You're the first Mexican actress to have a leading role on Broadway. How does that make you feel?
It's a great responsibility. At first...I didn't even know the magnitude of the situation I was in. I had no clue. Now I see myself as an ambassador, representing not just Mexicans, but Latin people overall. So they look up to you. I take it very seriously. It's an honor if you are able in some way to motivate other people and inspire other people.

How do you inspire people?
Well here are these flowers (in her dressing room). Do you want me to read you the card? It's from a person from Mexico. It's exactly what I'm saying to you right now. It says:"Bianca, you don't know me, but I'm a fan of yours from Mexico who wants to be a theater actor like you. These flowers are" – this is so funny that it's just right on the point – "are an acknowledgement of your work. Thank you for demonstrating that Mexicans are also talented, as you know." It's just a guy from Mexico who wants to follow in my steps, and hopes that one day [he'll] be there like [me]. You have many personal reasons, but when you get these little cards, you have even more reasons. It just makes it even more powerful.

What are your hopes for Hispanic actors in English roles?
I really want to open doors for Hispanic [actors] here and break the stereotype. I think we have to start creating our own roles. The other day I was watching a movie and [Mexican-America actor] Anthony Quinn was the star. [He had] a thick accent in English, but he wasn't the dishwasher. He wasn't cleaning the house. He wasn't doing those things they always cast Latin people in. He just happened to have an accent.

How do you get 'in the zone' night after night to play such a sassy role?
Just the music starts. I don't know if it has to do with something like when a dog hears a bell and they know they're going to eat...

A Pavlovian response?
Ándale. Write that down. Pavlovian response. You just have to be open, let yourself go, leave all your problems here in the dressing room and you'll go there. That way the audience will always have a 100% actress.

And how do you get into the Roxy mindset before the show starts?
Makeup. While I'm doing the makeup, silence. The hair. Start doing the curls. That's my preparation. I think. I meditate. I think about the show.

Is it hard to detach yourself from Roxy after the show?
No. I leave her on stage. I take my makeup off. You have to close doors, even if it's daily, you have to close doors so that you can detach yourself, and sleep and cook dinner with your husband. I try to do that. But in the moment I am there, I am Roooooxy!
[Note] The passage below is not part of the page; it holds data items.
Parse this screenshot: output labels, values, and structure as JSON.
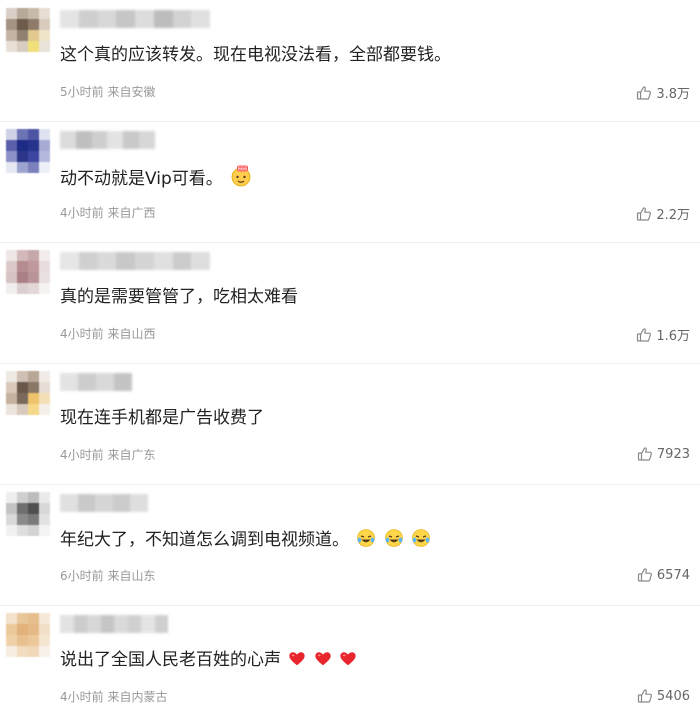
{
  "comments": [
    {
      "text": "这个真的应该转发。现在电视没法看，全部都要钱。",
      "time": "5小时前",
      "location": "来自安徽",
      "likes": "3.8万",
      "emoji": [],
      "avatar_colors": [
        "#d8cfc6",
        "#b7a898",
        "#c9b9a9",
        "#e6ddd3",
        "#a49282",
        "#6d5a49",
        "#8e7b69",
        "#d9cbbd",
        "#c3b3a3",
        "#8f806f",
        "#e2c98e",
        "#f0e4c8",
        "#e8e0d6",
        "#d6ccc0",
        "#f1e07a",
        "#eae3da"
      ],
      "name_colors": [
        "#e4e4e4",
        "#cfcfcf",
        "#d8d8d8",
        "#c6c6c6",
        "#dcdcdc",
        "#bdbdbd",
        "#d2d2d2",
        "#e0e0e0"
      ]
    },
    {
      "text": "动不动就是Vip可看。",
      "time": "4小时前",
      "location": "来自广西",
      "likes": "2.2万",
      "emoji": [
        "666-face-emoji"
      ],
      "avatar_colors": [
        "#cfd2e6",
        "#6c74b6",
        "#4d56a5",
        "#dfe2f0",
        "#5960a9",
        "#1d2a86",
        "#28338c",
        "#a6abd3",
        "#8c92c7",
        "#2b3689",
        "#3c46a0",
        "#b3b8dc",
        "#e6e8f3",
        "#9da3cf",
        "#7a81bd",
        "#eef0f7"
      ],
      "name_colors": [
        "#dcdcdc",
        "#bfbfbf",
        "#cfcfcf",
        "#e3e3e3",
        "#c9c9c9",
        "#d7d7d7"
      ]
    },
    {
      "text": "真的是需要管管了，吃相太难看",
      "time": "4小时前",
      "location": "来自山西",
      "likes": "1.6万",
      "emoji": [],
      "avatar_colors": [
        "#efe6e6",
        "#d3b9bb",
        "#c6a8aa",
        "#f2ecec",
        "#dcc9ca",
        "#b58c90",
        "#c0999c",
        "#e8dcdd",
        "#d6c3c4",
        "#a98086",
        "#b89499",
        "#e9e0e1",
        "#f3eeee",
        "#dccfd0",
        "#e4d7d8",
        "#f6f2f2"
      ],
      "name_colors": [
        "#e6e6e6",
        "#d0d0d0",
        "#dadada",
        "#c8c8c8",
        "#d4d4d4",
        "#e0e0e0",
        "#cccccc",
        "#dedede"
      ]
    },
    {
      "text": "现在连手机都是广告收费了",
      "time": "4小时前",
      "location": "来自广东",
      "likes": "7923",
      "emoji": [],
      "avatar_colors": [
        "#efe9e3",
        "#cfc0b3",
        "#b8a697",
        "#f0ebe6",
        "#d9c9bb",
        "#6a584b",
        "#8b7766",
        "#e6ddd5",
        "#c6b19e",
        "#7b6a5c",
        "#efc36c",
        "#f3dfb6",
        "#ebe4dd",
        "#d8cabd",
        "#f6d889",
        "#f4efe9"
      ],
      "name_colors": [
        "#e3e3e3",
        "#cdcdcd",
        "#d9d9d9",
        "#c4c4c4"
      ]
    },
    {
      "text": "年纪大了，不知道怎么调到电视频道。",
      "time": "6小时前",
      "location": "来自山东",
      "likes": "6574",
      "emoji": [
        "laughing-tears-emoji",
        "laughing-tears-emoji",
        "laughing-tears-emoji"
      ],
      "avatar_colors": [
        "#eeeeee",
        "#cfcfcf",
        "#bdbdbd",
        "#eaeaea",
        "#c4c4c4",
        "#6f6f6f",
        "#4f4f4f",
        "#d8d8d8",
        "#d9d9d9",
        "#8a8a8a",
        "#7a7a7a",
        "#e2e2e2",
        "#f1f1f1",
        "#dedede",
        "#d3d3d3",
        "#f4f4f4"
      ],
      "name_colors": [
        "#e0e0e0",
        "#c9c9c9",
        "#d5d5d5",
        "#cccccc",
        "#dedede"
      ]
    },
    {
      "text": "说出了全国人民老百姓的心声",
      "time": "4小时前",
      "location": "来自内蒙古",
      "likes": "5406",
      "emoji": [
        "red-heart-emoji",
        "red-heart-emoji",
        "red-heart-emoji"
      ],
      "avatar_colors": [
        "#f3e2cc",
        "#e9c79b",
        "#e7bf8d",
        "#f5e8d8",
        "#ecc999",
        "#e1b27a",
        "#e5b985",
        "#f2dfc7",
        "#eed1a8",
        "#e9c090",
        "#ecc89b",
        "#f5e6d2",
        "#f7eee2",
        "#f1dcc0",
        "#f0d8b8",
        "#f8f1e8"
      ],
      "name_colors": [
        "#e2e2e2",
        "#cccccc",
        "#d7d7d7",
        "#c5c5c5",
        "#dadada",
        "#d0d0d0",
        "#e4e4e4",
        "#cfcfcf"
      ]
    }
  ],
  "icons": {
    "like": "thumbs-up-icon"
  },
  "colors": {
    "meta": "#999999",
    "text": "#222222",
    "divider": "#eeeeee"
  }
}
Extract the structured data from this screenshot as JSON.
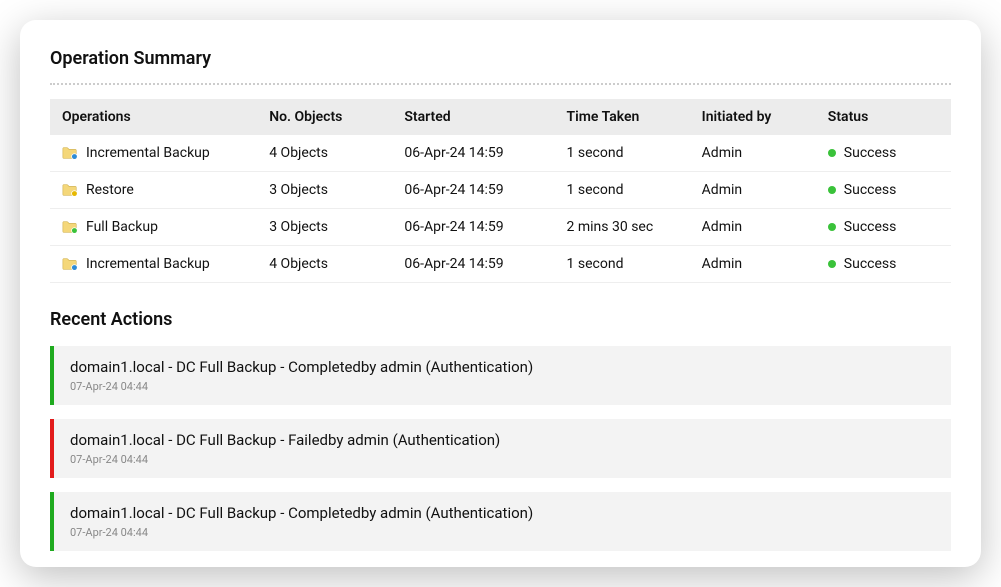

Do you ever get tired of doing this show over and over again?
It's different every night. It's a new audience. From the moment you're out there, they're throwing a different energy at you. It's a different journey every night. Every evening I come home to my husband and tell him a different story about a show I've been doing for seven years on and off. I never get tired of it.

How long will you stay with the musical?
Now it's turned into a relationship between me and Chicago. It's my fifth time on Broadway, two years on the road, and the Mexico company as well. Every time you finish, though, you don't know if you're going to come back. So every time your contract is done – this time mine is done June 1 – as far as I know I'mdone. So every time I take the stage like it's the last time (she says with a dramatic voice) to do the theater, before you know it, you come back.

If Quentin Tarantino called you right now to offer you the lead in Kill Bill 3, would you leave Roxy behind?
(She shakes her head yes for a few seconds) Sure! I believe in new opportunities and new things. I truly believe in new adventures. Of course. Wouldn't you?